In „Modifications“ (1987) ist dieser Ausgangspunkt die fast gleichnamige Erzählung von Michel Butor, in der ein Mann während einer Reise von Paris nach Rom seinen ursprünglichen Plan, die Geliebte nach Hause zu holen, aufgibt. Gedankenwindungen, die in Jarrells Stück das Klavier (Yoriko Ikeya) repräsentiert. Es durchläuft klangliche Entwicklungsstufen vom Platzhirsch zum im Tutti eingehegten, gezähmten Lamm. Tierische Assoziationen drängen sich auch bei „Droben schmettert ein greller Stein“ (2001) auf, dem eigentlich eine Verszeile des expressionistischen Dichters und „Postinspektors“ August Stramm (1874-1915) zugrunde liegt. Im solistischen Kontrabass (Matthias Bauer) erinnert es aber vor allem an einen Grummelbären, der schlummernd vor seiner Höhle liegt, dann aufwacht, der Ton wird härter, bröckeliger – und wieder davontappt. Die Live-Elektronik mit Jarrell selbst am MIDI-Keyboard tut ihr Übriges, das schwankende Gefühl von Hallraum, Echo und Nicht-Lokalisierbarkeit zu verstärken.

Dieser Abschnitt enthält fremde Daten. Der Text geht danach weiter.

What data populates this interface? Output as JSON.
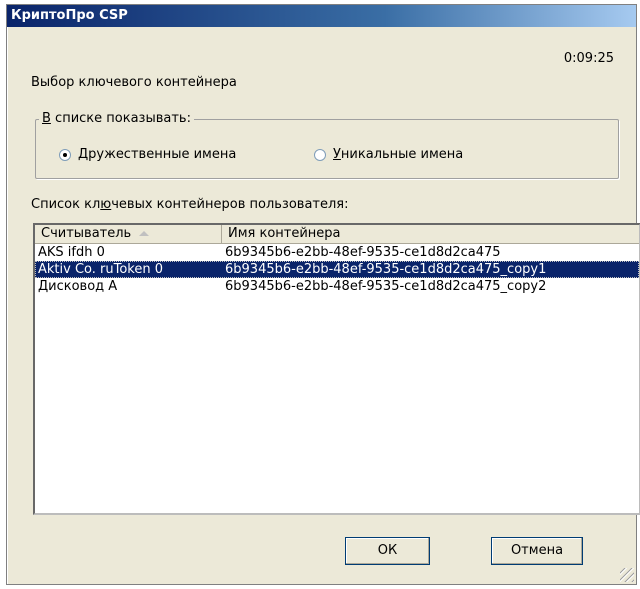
{
  "window": {
    "title": "КриптоПро CSP",
    "timer": "0:09:25"
  },
  "prompt": "Выбор ключевого контейнера",
  "show_group": {
    "legend_first": "В",
    "legend_rest": " списке показывать:",
    "options": [
      {
        "first": "Д",
        "rest": "ружественные имена",
        "selected": true
      },
      {
        "first": "У",
        "rest": "никальные имена",
        "selected": false
      }
    ]
  },
  "list_label": {
    "before": "Список кл",
    "underlined": "ю",
    "after": "чевых контейнеров пользователя:"
  },
  "columns": [
    "Считыватель",
    "Имя контейнера"
  ],
  "rows": [
    {
      "reader": "AKS ifdh 0",
      "container": "6b9345b6-e2bb-48ef-9535-ce1d8d2ca475",
      "selected": false
    },
    {
      "reader": "Aktiv Co. ruToken 0",
      "container": "6b9345b6-e2bb-48ef-9535-ce1d8d2ca475_copy1",
      "selected": true
    },
    {
      "reader": "Дисковод A",
      "container": "6b9345b6-e2bb-48ef-9535-ce1d8d2ca475_copy2",
      "selected": false
    }
  ],
  "buttons": {
    "ok": "ОК",
    "cancel": "Отмена"
  },
  "icons": {
    "sort": "sort-ascending-icon",
    "resize": "resize-grip-icon"
  },
  "colors": {
    "title_gradient_start": "#0a246a",
    "selection": "#0a246a",
    "dialog_bg": "#ece9d8"
  }
}
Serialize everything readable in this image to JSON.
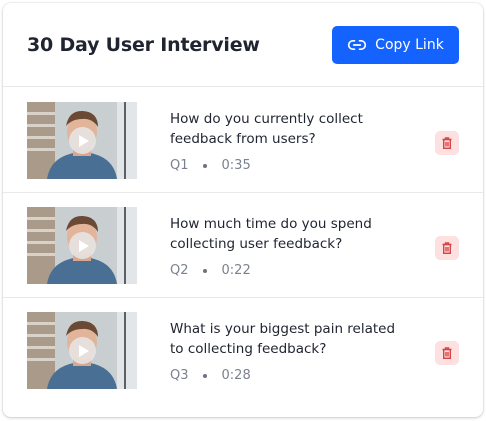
{
  "header": {
    "title": "30 Day User Interview",
    "copy_link_label": "Copy Link",
    "copy_link_icon": "link-icon"
  },
  "questions": [
    {
      "line1": "How do you currently collect",
      "line2": "feedback from users?",
      "number": "Q1",
      "duration": "0:35"
    },
    {
      "line1": "How much time do you spend",
      "line2": "collecting user feedback?",
      "number": "Q2",
      "duration": "0:22"
    },
    {
      "line1": "What is your biggest pain related",
      "line2": "to collecting feedback?",
      "number": "Q3",
      "duration": "0:28"
    }
  ],
  "icons": {
    "play": "play-icon",
    "delete": "trash-icon"
  },
  "colors": {
    "primary": "#1463ff",
    "danger_bg": "#fde0e0",
    "danger_icon": "#d64545"
  }
}
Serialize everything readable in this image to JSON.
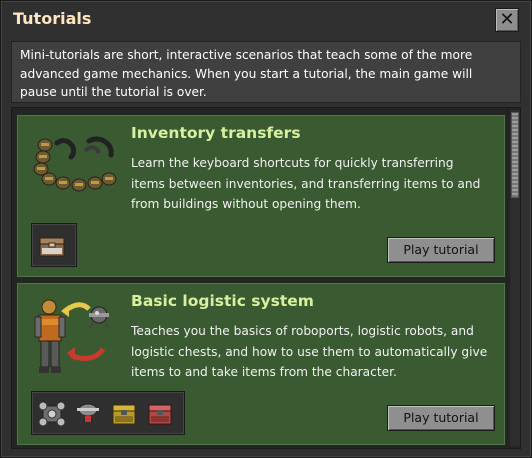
{
  "window": {
    "title": "Tutorials",
    "close_icon": "close-icon"
  },
  "intro": {
    "text": "Mini-tutorials are short, interactive scenarios that teach some of the more advanced game mechanics. When you start a tutorial, the main game will pause until the tutorial is over."
  },
  "tutorials": [
    {
      "title": "Inventory transfers",
      "description": "Learn the keyboard shortcuts for quickly transferring items between inventories, and transferring items to and from buildings without opening them.",
      "button_label": "Play tutorial",
      "illustration_icon": "transport-belt-items-icon",
      "required_items": [
        "wooden-chest-icon"
      ]
    },
    {
      "title": "Basic logistic system",
      "description": "Teaches you the basics of roboports, logistic robots, and logistic chests, and how to use them to automatically give items to and take items from the character.",
      "button_label": "Play tutorial",
      "illustration_icon": "character-with-robot-icon",
      "required_items": [
        "roboport-icon",
        "logistic-robot-icon",
        "storage-chest-icon",
        "active-provider-chest-icon"
      ]
    }
  ],
  "colors": {
    "window_bg": "#313031",
    "title_text": "#ffe6c0",
    "card_bg": "#3a5a32",
    "card_title": "#d7f1a0",
    "button_bg": "#8f8f8f"
  }
}
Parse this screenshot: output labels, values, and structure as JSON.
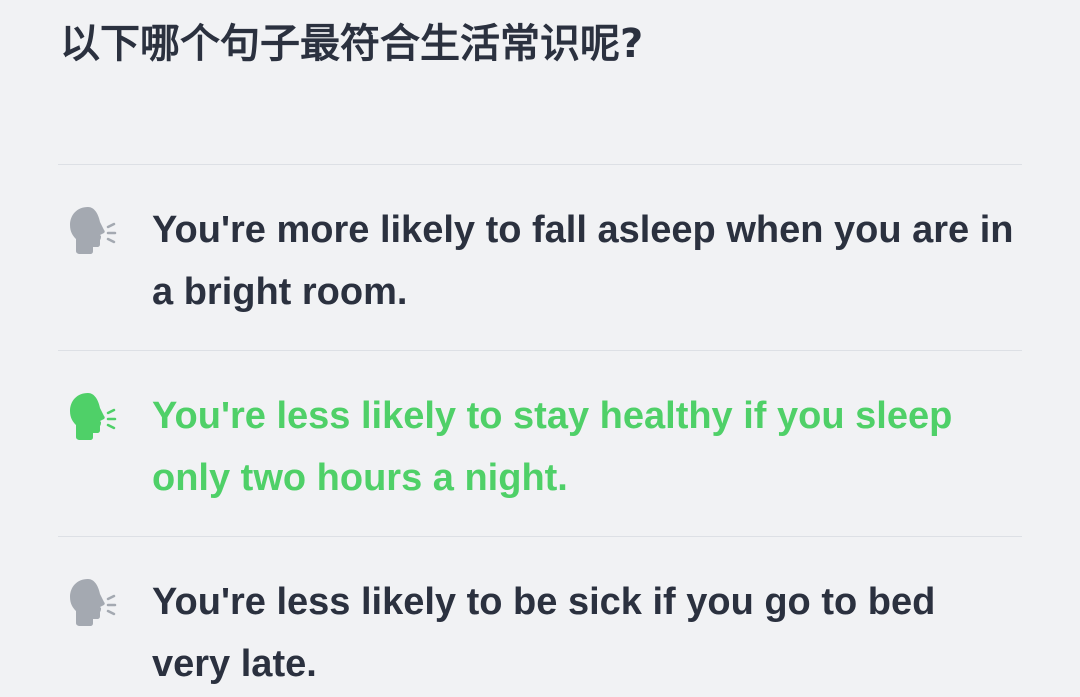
{
  "question": {
    "title": "以下哪个句子最符合生活常识呢?"
  },
  "colors": {
    "background": "#f1f2f4",
    "text": "#2b313f",
    "selected": "#4fd068",
    "icon_default": "#a4a9b1",
    "divider": "#dde0e5"
  },
  "options": [
    {
      "text": "You're more likely to fall asleep when you are in a bright room.",
      "icon": "speaking-head-icon",
      "selected": false
    },
    {
      "text": "You're less likely to stay healthy if you sleep only two hours a night.",
      "icon": "speaking-head-icon",
      "selected": true
    },
    {
      "text": "You're less likely to be sick if you go to bed very late.",
      "icon": "speaking-head-icon",
      "selected": false
    }
  ]
}
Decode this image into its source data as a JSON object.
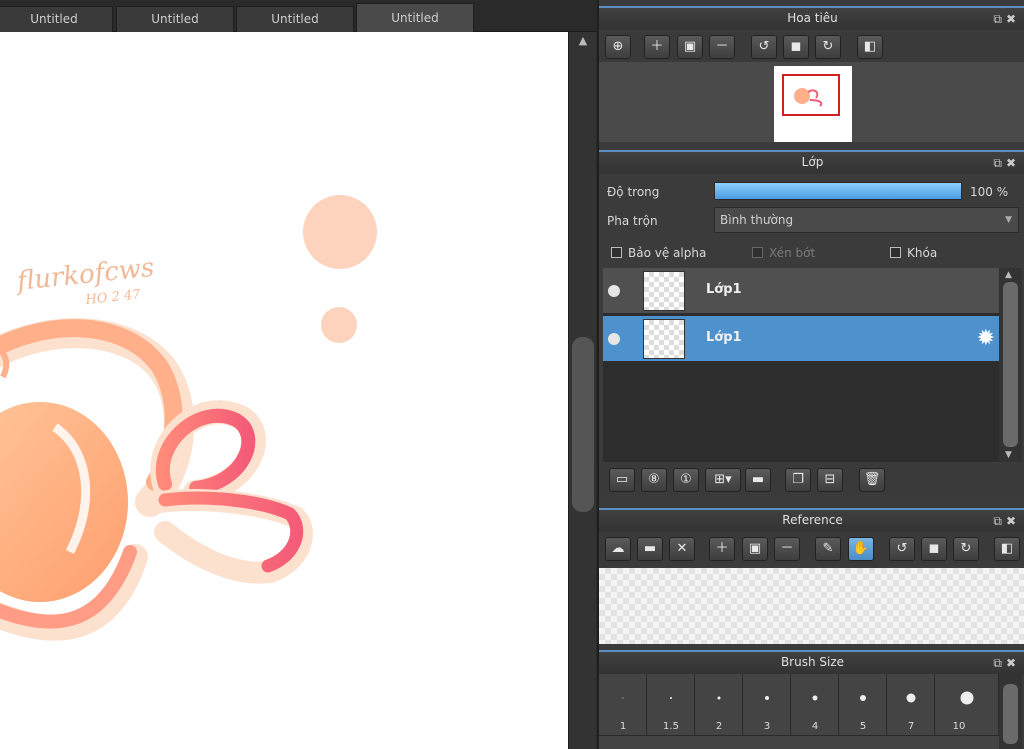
{
  "tabs": [
    "Untitled",
    "Untitled",
    "Untitled",
    "Untitled"
  ],
  "canvas": {
    "signature": "flurkofcws",
    "signature_sub": "HO 2 47"
  },
  "navigator": {
    "title": "Hoa tiêu",
    "tools": [
      "zoom-fit-icon",
      "zoom-in-icon",
      "fit-screen-icon",
      "zoom-out-icon",
      "rotate-left-icon",
      "reset-rotation-icon",
      "rotate-right-icon",
      "flip-icon"
    ]
  },
  "layer_panel": {
    "title": "Lớp",
    "opacity_label": "Độ trong",
    "opacity_value": "100 %",
    "opacity": 1.0,
    "blend_label": "Pha trộn",
    "blend_value": "Bình thường",
    "protect_alpha": "Bảo vệ alpha",
    "clipping": "Xén bớt",
    "lock": "Khóa",
    "layers": [
      {
        "name": "Lớp1",
        "selected": false
      },
      {
        "name": "Lớp1",
        "selected": true
      }
    ]
  },
  "reference_panel": {
    "title": "Reference"
  },
  "brush_size_panel": {
    "title": "Brush Size",
    "sizes": [
      "1",
      "1.5",
      "2",
      "3",
      "4",
      "5",
      "7",
      "10"
    ]
  },
  "colors": {
    "accent": "#4e92cd",
    "panel": "#3b3b3b",
    "title_line": "#5b8fc4"
  }
}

Im Werner-Otto-Saal des Konzerthauses übersetzen Jurowski und das Ensemble unitedberlin, dessen künstlerischer Berater er ist, die Vorgaben der Partituren sehr prägnant, pointiert, engagiert in Musik – auch beim letzten Stück des Abends, „Music for a While“ (1995). Jarrell nimmt die ersten vier Takte des Bassthemas von Purcells berühmter Ayre (Aria) aus der Bühnenmusik zu „Ödipus“, transformiert, verflüssigt sie. Einen Solopart gibt es hier nicht mehr, alles ist Auflösung, Fragmentierung. Nach einem friedlicheren Mittelteil die Reprise des Beginns – und verwehen. Klänge, die zur Analyse einladen, wenn sie auch nicht unbedingt zu Herzen gehen. Schade nur, dass Geiger Andreas Bräutigam im Gespräch mit Michael Jarrell beharrlich nur über dessen Leben plaudern will – und nicht über die Stücke selbst. Warum eigentlich nicht?